Granholm picked up support from all of the Democratic senators and from 14 Republicans: Minority Leader Mitch McConnell of Kentucky, Lisa Murkowski of Alaska, Michael D. Crapo and Jim Risch of Idaho, Todd Young of Indiana, Susan Collins of Maine, Steve Daines of Montana, Rob Portman of Ohio, Mike Rounds of South Dakota, Richard M. Burr of North Carolina, John Hoeven and Kevin Cramer of North Dakota, Mitt Romney of Utah and Ron Johnson of Wisconsin. Dan Sullivan of Alaska did not vote.

Once sworn in, Granholm will take over a highly technical department that oversees nuclear safety and cleanup, scientific research, national laboratories and low-carbon energy programs. It operates 17 national laboratories and the incubator-like Advanced Research Projects Agency-Energy, or ARPA-E.

The DOE is also responsible for nuclear waste cleanup and nuclear weapons safety — it includes the semi-autonomous National Nuclear Security Administration — as well as energy standards for home appliances, renewable energy research, housing weatherization programs and natural gas exports. About $3 billion annually goes to clean up the Hanford nuclear waste site in Washington state, although that figure fluctuates.

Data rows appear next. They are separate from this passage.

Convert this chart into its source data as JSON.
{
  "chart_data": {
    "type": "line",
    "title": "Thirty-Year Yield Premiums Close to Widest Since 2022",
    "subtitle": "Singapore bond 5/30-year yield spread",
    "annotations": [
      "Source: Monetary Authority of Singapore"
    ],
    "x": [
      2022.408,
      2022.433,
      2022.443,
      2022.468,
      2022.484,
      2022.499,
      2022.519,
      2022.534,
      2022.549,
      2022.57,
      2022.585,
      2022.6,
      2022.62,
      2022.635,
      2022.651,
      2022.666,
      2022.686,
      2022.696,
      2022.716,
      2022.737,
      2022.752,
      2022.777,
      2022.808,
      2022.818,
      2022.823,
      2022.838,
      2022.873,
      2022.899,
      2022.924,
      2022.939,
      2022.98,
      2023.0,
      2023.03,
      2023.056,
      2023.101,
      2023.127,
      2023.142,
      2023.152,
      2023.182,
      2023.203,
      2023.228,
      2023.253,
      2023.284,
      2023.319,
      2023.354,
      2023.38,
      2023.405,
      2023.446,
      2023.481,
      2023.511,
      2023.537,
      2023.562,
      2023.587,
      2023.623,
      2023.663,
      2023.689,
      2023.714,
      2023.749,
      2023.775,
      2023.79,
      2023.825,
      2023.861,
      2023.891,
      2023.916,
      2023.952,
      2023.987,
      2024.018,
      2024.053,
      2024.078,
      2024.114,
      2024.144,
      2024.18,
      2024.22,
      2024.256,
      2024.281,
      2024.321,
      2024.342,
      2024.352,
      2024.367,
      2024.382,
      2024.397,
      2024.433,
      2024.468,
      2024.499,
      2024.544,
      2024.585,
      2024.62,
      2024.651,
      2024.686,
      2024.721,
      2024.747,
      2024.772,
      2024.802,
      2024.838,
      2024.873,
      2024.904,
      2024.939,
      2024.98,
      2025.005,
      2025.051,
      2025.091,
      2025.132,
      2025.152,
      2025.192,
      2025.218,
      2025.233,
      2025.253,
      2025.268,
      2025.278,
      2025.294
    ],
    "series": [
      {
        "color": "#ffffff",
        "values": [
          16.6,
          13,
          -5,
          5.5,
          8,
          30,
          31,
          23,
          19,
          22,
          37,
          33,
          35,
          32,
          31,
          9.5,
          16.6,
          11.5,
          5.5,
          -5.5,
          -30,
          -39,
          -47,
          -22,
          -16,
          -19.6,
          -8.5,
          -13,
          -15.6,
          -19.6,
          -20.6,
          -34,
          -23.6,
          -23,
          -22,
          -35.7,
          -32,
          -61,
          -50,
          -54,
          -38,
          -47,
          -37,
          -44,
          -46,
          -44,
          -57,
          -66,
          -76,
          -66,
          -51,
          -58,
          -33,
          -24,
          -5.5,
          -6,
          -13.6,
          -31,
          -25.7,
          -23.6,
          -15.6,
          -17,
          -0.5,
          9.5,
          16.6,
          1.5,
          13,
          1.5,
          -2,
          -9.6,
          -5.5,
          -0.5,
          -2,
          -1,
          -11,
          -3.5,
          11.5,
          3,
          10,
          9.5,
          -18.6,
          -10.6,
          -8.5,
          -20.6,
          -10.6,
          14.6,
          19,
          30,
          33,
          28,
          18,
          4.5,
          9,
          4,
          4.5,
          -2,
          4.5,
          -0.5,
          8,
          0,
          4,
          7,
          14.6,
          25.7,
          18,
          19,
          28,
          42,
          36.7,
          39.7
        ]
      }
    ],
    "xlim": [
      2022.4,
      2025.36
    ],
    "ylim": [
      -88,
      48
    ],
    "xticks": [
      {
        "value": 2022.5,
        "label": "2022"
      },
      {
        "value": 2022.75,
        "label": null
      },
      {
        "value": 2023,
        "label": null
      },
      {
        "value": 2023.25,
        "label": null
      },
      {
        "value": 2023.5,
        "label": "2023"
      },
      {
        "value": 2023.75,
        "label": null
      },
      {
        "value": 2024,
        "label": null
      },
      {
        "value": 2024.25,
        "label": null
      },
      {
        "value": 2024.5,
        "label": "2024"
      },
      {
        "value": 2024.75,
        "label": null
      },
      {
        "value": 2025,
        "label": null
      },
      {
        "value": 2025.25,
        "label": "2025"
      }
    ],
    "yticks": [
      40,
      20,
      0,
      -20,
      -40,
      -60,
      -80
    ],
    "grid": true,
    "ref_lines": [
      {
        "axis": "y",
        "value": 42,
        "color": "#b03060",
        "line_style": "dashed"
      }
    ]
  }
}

Cramer pointed out his state’s connection to nuclear power and the military.

“The actions of the Energy Department affect everything in our state, from the nuclear assets at the Minot Air Force Base to carbon capture research at the University of North Dakota’s Energy and Environmental Research Center in Grand Forks, and we enjoyed an excellent partnership with the previous administration built on advancing these priorities,” Cramer said.

National lab researchers have researched the COVID-19 viruses during the pandemic, and the DOE has reported an uptick in cyberattacks on national labs, a trend officials have attributed to interests in American research on the pandemic.

“The Department of Energy and our National Labs play a central role in addressing the world’s most pressing challenges, including the climate crisis and the COVID-19 pandemic,” said Sen. Ben Ray Luján, D-N.M.

Green support

Environmental groups and low-carbon energy groups touted the confirmation vote, pushing the soon-to-be-installed secretary to work with them on transportation and climate projects.

“We congratulate Secretary Granholm and look forward to working with her to drive energy innovation, clean energy and infrastructure investments, and investments in the retooling and modernization of America’s manufacturing sector — all while providing more pathways into good, family-supporting, union jobs,” said Jason Walsh, the executive director of BlueGreen Alliance, a pro-labor and environmental group.

Granholm will be the second woman to lead the department. Hazel R. O’Leary was the seventh Energy secretary and first woman to hold the post, leading DOE from 1993 to 1997.